I have these two jobbies I just picked up. I needed a tweet to fit in the OEM spot in my 95 'Burb (old body style, later interior). They both fit with only minor trimming and tweaking thought the Daytons needed significantly more. They're running active off 40x2 a/d/s/ watts and my CD8053. 

I've installed the Vifas first and got listening impressions over a day's time. I ended up with them crossed at 4k at 12db and they sounded great. They are paired with a nice set of KEF mids since one of the KEF tweets gave up on me. They definitely cross lower than the KEF tweets, which I had at 4k-5k and varying slopes.

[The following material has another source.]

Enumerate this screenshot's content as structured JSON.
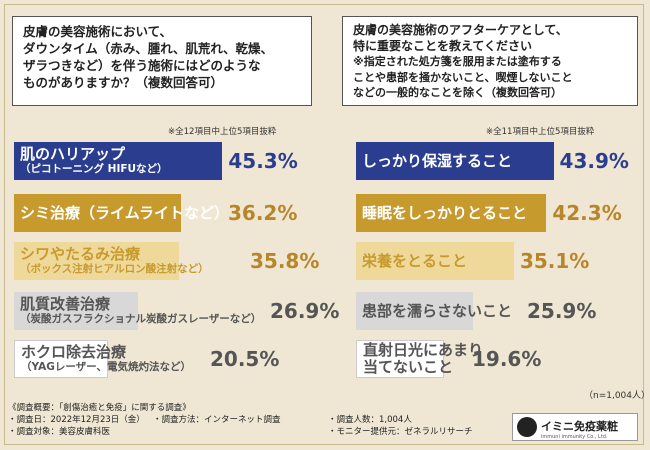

I was not able to wait and just put in the Daytons. Despite the specs, they seem to be ok crossing a tiny bit lower than the Vifas. They are comfortable at 3.15k at 24db. They also sound great.

Both of these are AMAZING for the money. The KEFs were nice but not really in the same league. My DLS UR1s were still superior, combining the smoothness of the Vifas with the airiness of the Daytons. The DLS also felt effortless doing it. However, with some tweaking, both of these tweets were 80-90% of the DLS units for a LOT less money. The Daytons took a little more shaving to fit but they did. I would LOVE to try the big format RS28f but there is just not room. I feel like I got the best I could, given my application and budget. I am really surprised how good they both really are. They are both smooth, capable, and pretty flexible too. I think I will stay with the Daytons for now, they don't sound much better but they seem to fill the cabin of the truck better despite their 8ohm impedance. Even though the Vifas spec with a lower freq limit, the Daytons seemed to like it better. They may not be broken in...I just couldn't wait. 

I used Switchfoot "Nothing is Sound" album to test. It was in the truck and has some nice high frequency playtime - cymbals, strings, electric stuff, etc. The "essess" sounded clear and smooth on both, I must say.

I'm already very satisfied with both...amazing bang to buck ratio. I'd love to have tried the Vifa XT25s but the little cone would have impacted the factory grill. If the Daytons pop, I'll be happy to replace them with the Vifas as backup. I was so anxious to try them, and busy trimming, I forgot to snap some pics. If someone with the same truck interior wants, I may be inclined to pull the switch bezels and point and shoot.

I really wouldn't hesitate to recommend them both to anyone, assuming they fit your application. Amazing value!


----------